Be aware of the little ways you move forward each day. Like getting to the bottom of a sink of dishes or to the end of a stack of emails. Knowing a little more when you go to bed than you did when you woke up. Earning a day’s wages, or a thank you, or a nod of respect.
Then consider a longer time frame: How have you moved forward over the past twelve months? What have you grown, built, and learned? What problematic things have you dropped?
See some of the many ways that your material circumstances are better than they were a year ago (no matter if they have worsened in other ways). Notice any shrubs that have grown, fences mended, new clothes acquired, more earning power, improved net worth.
See how things have improved in your relationships. To whom do you feel friendlier or closer or more trusting today than a year ago? And what’s gotten better in a different sense: stepping back from people who don’t treat you that well?
Recognize the sincere intentions, good efforts, and growing abilities in children you raise or teach, and in the people with whom you live and work.
Consider our sweet, soft planet. Given your values, what’s gotten better over the past 20 years? 50? 100? 1000? 10,000 years? Sure, we face unprecedented challenges. But all the major problems our ancestors had to solve were by definition unprecedented when they first appeared!
Would you rather deal with our global issues today . . . or – looking farther and farther back in time – with Dickensian levels of poverty and misery throughout the 19th century; with millennia of feudal lords, widespread slavery, and commonplace abuse of women and children; or with pervasive hunger and pain and violence in hunter-gatherer bands in which, as Thomas Hobbes put it, life was usually “nasty, brutish, and short”?

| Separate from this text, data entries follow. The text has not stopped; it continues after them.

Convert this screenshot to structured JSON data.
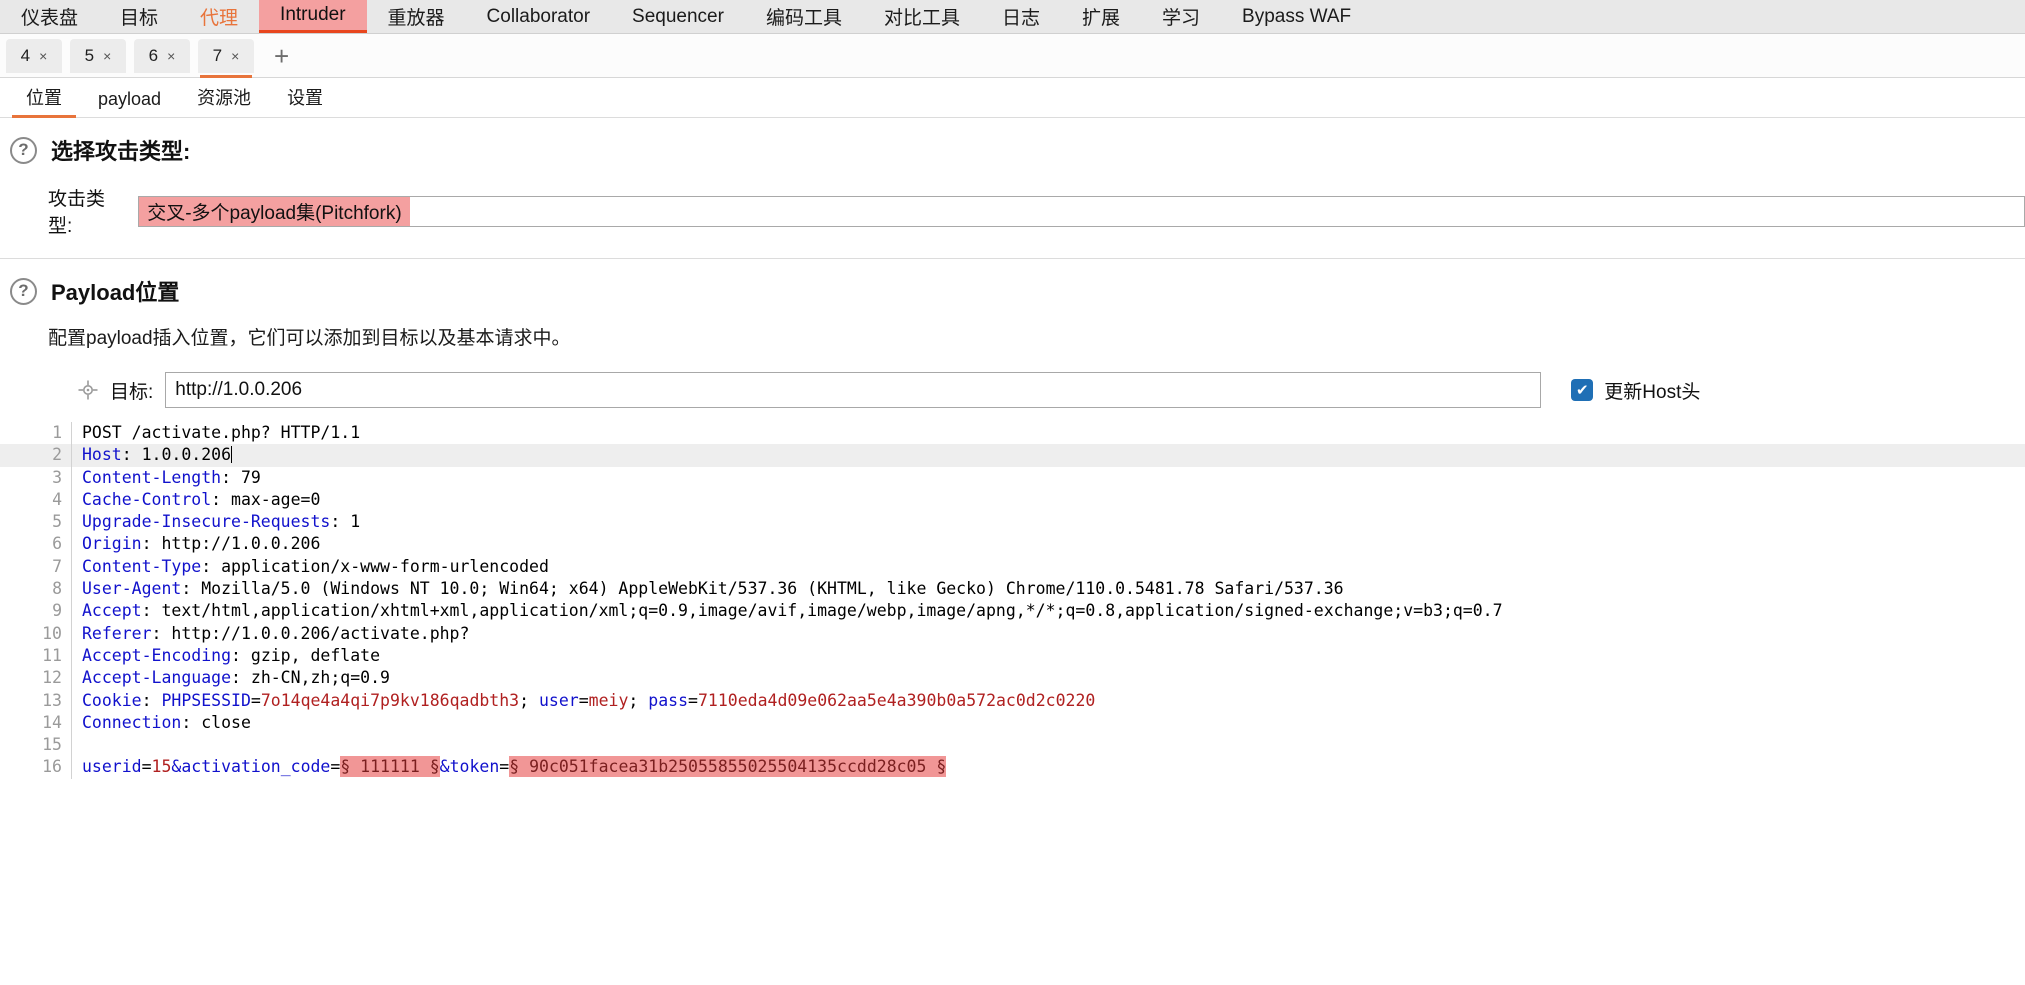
{
  "main_tabs": [
    {
      "label": "仪表盘",
      "state": "normal"
    },
    {
      "label": "目标",
      "state": "normal"
    },
    {
      "label": "代理",
      "state": "accent"
    },
    {
      "label": "Intruder",
      "state": "active"
    },
    {
      "label": "重放器",
      "state": "normal"
    },
    {
      "label": "Collaborator",
      "state": "normal"
    },
    {
      "label": "Sequencer",
      "state": "normal"
    },
    {
      "label": "编码工具",
      "state": "normal"
    },
    {
      "label": "对比工具",
      "state": "normal"
    },
    {
      "label": "日志",
      "state": "normal"
    },
    {
      "label": "扩展",
      "state": "normal"
    },
    {
      "label": "学习",
      "state": "normal"
    },
    {
      "label": "Bypass WAF",
      "state": "normal"
    }
  ],
  "attack_tabs": [
    {
      "label": "4",
      "close": "×",
      "active": false
    },
    {
      "label": "5",
      "close": "×",
      "active": false
    },
    {
      "label": "6",
      "close": "×",
      "active": false
    },
    {
      "label": "7",
      "close": "×",
      "active": true
    }
  ],
  "add_tab_label": "+",
  "sub_tabs": [
    {
      "label": "位置",
      "active": true
    },
    {
      "label": "payload",
      "active": false
    },
    {
      "label": "资源池",
      "active": false
    },
    {
      "label": "设置",
      "active": false
    }
  ],
  "attack_type_section": {
    "help_icon": "?",
    "title": "选择攻击类型:",
    "label": "攻击类型:",
    "value": "交叉-多个payload集(Pitchfork)",
    "highlight_color": "#f4a0a0"
  },
  "payload_position_section": {
    "help_icon": "?",
    "title": "Payload位置",
    "description": "配置payload插入位置，它们可以添加到目标以及基本请求中。",
    "target_icon": "crosshair-icon",
    "target_label": "目标:",
    "target_value": "http://1.0.0.206",
    "update_host_checked": true,
    "update_host_check_glyph": "✔",
    "update_host_label": "更新Host头"
  },
  "request": {
    "lines": [
      {
        "n": "1",
        "highlight": false,
        "tokens": [
          {
            "t": "POST /activate.php? HTTP/1.1",
            "c": "plain"
          }
        ]
      },
      {
        "n": "2",
        "highlight": true,
        "tokens": [
          {
            "t": "Host",
            "c": "key"
          },
          {
            "t": ": 1.0.0.206",
            "c": "plain"
          },
          {
            "t": "",
            "c": "caret"
          }
        ]
      },
      {
        "n": "3",
        "highlight": false,
        "tokens": [
          {
            "t": "Content-Length",
            "c": "key"
          },
          {
            "t": ": 79",
            "c": "plain"
          }
        ]
      },
      {
        "n": "4",
        "highlight": false,
        "tokens": [
          {
            "t": "Cache-Control",
            "c": "key"
          },
          {
            "t": ": max-age=0",
            "c": "plain"
          }
        ]
      },
      {
        "n": "5",
        "highlight": false,
        "tokens": [
          {
            "t": "Upgrade-Insecure-Requests",
            "c": "key"
          },
          {
            "t": ": 1",
            "c": "plain"
          }
        ]
      },
      {
        "n": "6",
        "highlight": false,
        "tokens": [
          {
            "t": "Origin",
            "c": "key"
          },
          {
            "t": ": http://1.0.0.206",
            "c": "plain"
          }
        ]
      },
      {
        "n": "7",
        "highlight": false,
        "tokens": [
          {
            "t": "Content-Type",
            "c": "key"
          },
          {
            "t": ": application/x-www-form-urlencoded",
            "c": "plain"
          }
        ]
      },
      {
        "n": "8",
        "highlight": false,
        "tokens": [
          {
            "t": "User-Agent",
            "c": "key"
          },
          {
            "t": ": Mozilla/5.0 (Windows NT 10.0; Win64; x64) AppleWebKit/537.36 (KHTML, like Gecko) Chrome/110.0.5481.78 Safari/537.36",
            "c": "plain"
          }
        ]
      },
      {
        "n": "9",
        "highlight": false,
        "tokens": [
          {
            "t": "Accept",
            "c": "key"
          },
          {
            "t": ": text/html,application/xhtml+xml,application/xml;q=0.9,image/avif,image/webp,image/apng,*/*;q=0.8,application/signed-exchange;v=b3;q=0.7",
            "c": "plain"
          }
        ]
      },
      {
        "n": "10",
        "highlight": false,
        "tokens": [
          {
            "t": "Referer",
            "c": "key"
          },
          {
            "t": ": http://1.0.0.206/activate.php?",
            "c": "plain"
          }
        ]
      },
      {
        "n": "11",
        "highlight": false,
        "tokens": [
          {
            "t": "Accept-Encoding",
            "c": "key"
          },
          {
            "t": ": gzip, deflate",
            "c": "plain"
          }
        ]
      },
      {
        "n": "12",
        "highlight": false,
        "tokens": [
          {
            "t": "Accept-Language",
            "c": "key"
          },
          {
            "t": ": zh-CN,zh;q=0.9",
            "c": "plain"
          }
        ]
      },
      {
        "n": "13",
        "highlight": false,
        "tokens": [
          {
            "t": "Cookie",
            "c": "key"
          },
          {
            "t": ": ",
            "c": "plain"
          },
          {
            "t": "PHPSESSID",
            "c": "key"
          },
          {
            "t": "=",
            "c": "plain"
          },
          {
            "t": "7o14qe4a4qi7p9kv186qadbth3",
            "c": "red"
          },
          {
            "t": "; ",
            "c": "plain"
          },
          {
            "t": "user",
            "c": "key"
          },
          {
            "t": "=",
            "c": "plain"
          },
          {
            "t": "meiy",
            "c": "red"
          },
          {
            "t": "; ",
            "c": "plain"
          },
          {
            "t": "pass",
            "c": "key"
          },
          {
            "t": "=",
            "c": "plain"
          },
          {
            "t": "7110eda4d09e062aa5e4a390b0a572ac0d2c0220",
            "c": "red"
          }
        ]
      },
      {
        "n": "14",
        "highlight": false,
        "tokens": [
          {
            "t": "Connection",
            "c": "key"
          },
          {
            "t": ": close",
            "c": "plain"
          }
        ]
      },
      {
        "n": "15",
        "highlight": false,
        "tokens": []
      },
      {
        "n": "16",
        "highlight": false,
        "tokens": [
          {
            "t": "userid",
            "c": "key"
          },
          {
            "t": "=",
            "c": "plain"
          },
          {
            "t": "15",
            "c": "red"
          },
          {
            "t": "&",
            "c": "key"
          },
          {
            "t": "activation_code",
            "c": "key"
          },
          {
            "t": "=",
            "c": "plain"
          },
          {
            "t": "§ 111111 §",
            "c": "marker"
          },
          {
            "t": "&",
            "c": "key"
          },
          {
            "t": "token",
            "c": "key"
          },
          {
            "t": "=",
            "c": "plain"
          },
          {
            "t": "§ 90c051facea31b25055855025504135ccdd28c05 §",
            "c": "marker"
          }
        ]
      }
    ]
  },
  "colors": {
    "accent_orange": "#e8743b",
    "active_tab_pink": "#f4a0a0",
    "marker_pink": "#f19696",
    "header_blue": "#1111cc",
    "value_red": "#b02020",
    "checkbox_blue": "#1f6fb5"
  }
}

Personally, I’m tired of the widespread meme – “in these dark times” – however, it gets expressed. It’s ignorant, defeatist, and often used to further an agenda. Every time in human history has been dark in some regards – and bright in many others. In a hundred ways, daily life is better for the average person worldwide than it’s ever been.
Recognizing progress does not mean overlooking suffering and sorrow, misery and injustice. In fact, understanding the ways in which some things are getting better help to bring encouragement and insight to the big pile of things that remain to be done.
We’ve got our work cut out for us. But to keep going we need to feel we’re making headway. Take heart: zigging and zagging, three steps forward and two steps back, slowly but surely, we can and will make our world a better place.